Will Mario’s new life be sufficiently super?

I get asked regularly about Mario’s. Mario’s is the long-closed Greek restaurant on the corner of Broadhurst Gardens and West Hampstead Mews. It may soon be remembered only from photos.

The outer wall is straight. The building less so!

It’s now an overgrown empty building on the corner of a block that is slowly crumbling. The freeholders use it as a workshop occasionally. I even saw a pool table in there once.

Mario’s has been closed, I guess, for about five years. It used to be a friendly neighbourhood restaurant and if you got take-away, they’d always throw in some chips or a free salad. One of the last times I went, David Soul (Hutch from the original Starsky & Hutch) was at the table next to us.

Despite being a large restaurant in a good location, the premises has been empty ever since Mario went back to Cyprus (where I hear he runs a very successful restaurant). It’s too big for most independents to take on – especially given the structural repair work needed; while the chain restaurants with deep pockets would always prefer somewhere on West End Lane, oblivious to the lively atmosphere on Broadhurst in the evenings, and the proximity to the tube station.

When the freeholder died some years ago, I understand that his sons inherited not just the Mario’s site, but the entire block, right up to (but not including) the ENO building that used to house Decca Studios (of Beatles rejection fame). Unfortunately, despite owning a rather valuable piece of real estate, the sons had no cash with which to repair it.

The whole block would be redeveloped

Full-scale redevelopment was therefore always on the cards, and appears to have taken a significant step closer to fruition. This week I received an e-mail:

We are preparing plans to re-develop the site to improve the quality of the ground floor commercial accommodation and the residential units above. The existing building is in a very poor state, both internally and externally. We believe a new build scheme will improve the area. We are having a public exhibition on the site between 4pm -8pm on 16th October 2013 to display a number of plans.

I have no inside knowledge on what the plans are in any detail, but I’m looking forward to finding out. I hope that the height of any new building would be in keeping with the buildings in the immediate vicinity.

This land falls just outside the West Hampstead growth area, so there is less presumption in favour of development. Nevertheless, much as it will be a shame to see the old red brick building vanish, with its faded advert on the side, and tenants who’ll need to find somewhere else to live, it will be good to see new life come to what was once a stalwart of the West Hampstead dining scene. I wouldn’t say no to another really good Greek restaurant.

The writing is indeed on the wall for this building
(Visited 1,210 times, 1 visits today)
  • Les Coote

    I lived in a two up two down apartment, part of 163 Broadhurst Gardens. It was attached to the Catos hardware shop at the front of which my Dad was the manager.
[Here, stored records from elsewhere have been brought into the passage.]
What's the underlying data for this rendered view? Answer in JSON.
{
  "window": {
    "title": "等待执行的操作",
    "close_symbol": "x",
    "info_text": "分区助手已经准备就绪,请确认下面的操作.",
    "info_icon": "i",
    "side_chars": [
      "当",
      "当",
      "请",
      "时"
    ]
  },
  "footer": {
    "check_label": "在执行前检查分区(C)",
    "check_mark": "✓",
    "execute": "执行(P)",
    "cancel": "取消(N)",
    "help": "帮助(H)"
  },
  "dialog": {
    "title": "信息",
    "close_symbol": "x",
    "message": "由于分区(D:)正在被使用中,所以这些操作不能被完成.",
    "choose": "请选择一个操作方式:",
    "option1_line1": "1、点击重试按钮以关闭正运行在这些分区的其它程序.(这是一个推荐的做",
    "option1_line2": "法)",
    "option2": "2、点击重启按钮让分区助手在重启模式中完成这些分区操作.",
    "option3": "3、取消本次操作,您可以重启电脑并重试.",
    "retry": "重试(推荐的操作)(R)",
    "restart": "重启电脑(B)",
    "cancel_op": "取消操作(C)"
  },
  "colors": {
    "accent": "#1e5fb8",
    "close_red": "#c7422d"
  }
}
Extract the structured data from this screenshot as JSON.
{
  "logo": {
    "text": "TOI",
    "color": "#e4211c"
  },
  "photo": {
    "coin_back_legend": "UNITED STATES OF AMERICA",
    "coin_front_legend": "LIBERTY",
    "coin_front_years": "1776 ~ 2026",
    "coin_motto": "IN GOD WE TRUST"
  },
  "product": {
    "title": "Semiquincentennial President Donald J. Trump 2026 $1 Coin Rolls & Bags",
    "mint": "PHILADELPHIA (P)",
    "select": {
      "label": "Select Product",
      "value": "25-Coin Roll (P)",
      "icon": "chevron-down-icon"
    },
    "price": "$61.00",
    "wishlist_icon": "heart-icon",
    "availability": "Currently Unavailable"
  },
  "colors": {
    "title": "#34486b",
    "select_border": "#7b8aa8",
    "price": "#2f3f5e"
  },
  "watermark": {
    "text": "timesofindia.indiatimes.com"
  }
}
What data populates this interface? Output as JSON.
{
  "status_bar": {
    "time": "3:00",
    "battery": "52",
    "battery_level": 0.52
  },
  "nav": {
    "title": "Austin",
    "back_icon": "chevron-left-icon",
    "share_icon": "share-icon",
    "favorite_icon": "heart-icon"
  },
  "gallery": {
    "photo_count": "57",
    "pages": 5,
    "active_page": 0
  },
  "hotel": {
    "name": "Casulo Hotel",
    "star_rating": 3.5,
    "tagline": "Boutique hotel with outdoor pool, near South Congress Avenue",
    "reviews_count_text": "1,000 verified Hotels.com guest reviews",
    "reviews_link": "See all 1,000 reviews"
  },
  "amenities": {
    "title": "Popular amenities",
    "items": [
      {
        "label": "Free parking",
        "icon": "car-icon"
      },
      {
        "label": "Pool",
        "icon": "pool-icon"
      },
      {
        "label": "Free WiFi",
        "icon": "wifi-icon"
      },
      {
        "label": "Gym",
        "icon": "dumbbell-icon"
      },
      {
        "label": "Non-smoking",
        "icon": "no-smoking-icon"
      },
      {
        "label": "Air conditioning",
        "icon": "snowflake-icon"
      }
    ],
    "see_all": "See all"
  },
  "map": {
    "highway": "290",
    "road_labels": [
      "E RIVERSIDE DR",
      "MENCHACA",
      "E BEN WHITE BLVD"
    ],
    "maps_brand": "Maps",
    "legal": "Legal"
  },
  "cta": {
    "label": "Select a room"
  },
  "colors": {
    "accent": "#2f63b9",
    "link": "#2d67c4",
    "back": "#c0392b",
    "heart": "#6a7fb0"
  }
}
We moved there When I was four, sixty five years ago, in 1950. There was no bathroom and we had a coal house internally, which held a galvanised bath on the inside of the door; the bath was used once a week on sundays, in the kitchen. When filled from a large copper boiler me and my three sisters shared the same water and Mum and Dad had the luxury of sharing a fresh lot. My Dad dragged the bath to the back door and emptied it out in what we laughingly called the garden, actually a bit of yard that could support nothing because of the seepage of oil from the tanks that was sold in the shop. the My parents slept on an open up sofa bed in the sitting room and us four nippers had the two upstairs rooms as bedroom.
    The place was falling down then; the place used to shake as the LT trains and steam expresses (later Diesel) thundered past a few yards away. On the opposite side of the road windows overlooked the Rail lines.
    What was Marios was at that time Hammets the butchers on the corner and next door Bergs sweetie and tobacco shop.
    We left there in 1963 and moved to hampstead proper.
    I now live in Essex.
    I walked down Broadhurst gardens a couple of years ago and apart from different names on the shops, little had changed.

  • Tom in London

    If you look carefully at the corner of Mario’s you can see an original old shop sign (from the time before Mario’s). If this building really does get demolished, I suspect there may be interesting things to salvage.

  • WH dweller

    Lovely insight into how the street used to look! Tom, is there any update since 2013 on what is being done with the building and with Marios? I live near by and it always seems such a shame that the space is going to waste.

    • As I understand it, the plans are still to demolish and rebuild (a necessity given the state of the building), but I think financing might be an issue, hence the delays and the need for the current reinforcement work. It will almost certainly still be flats on top of 2-3 retail/eating premises, probably with one extra floor on top.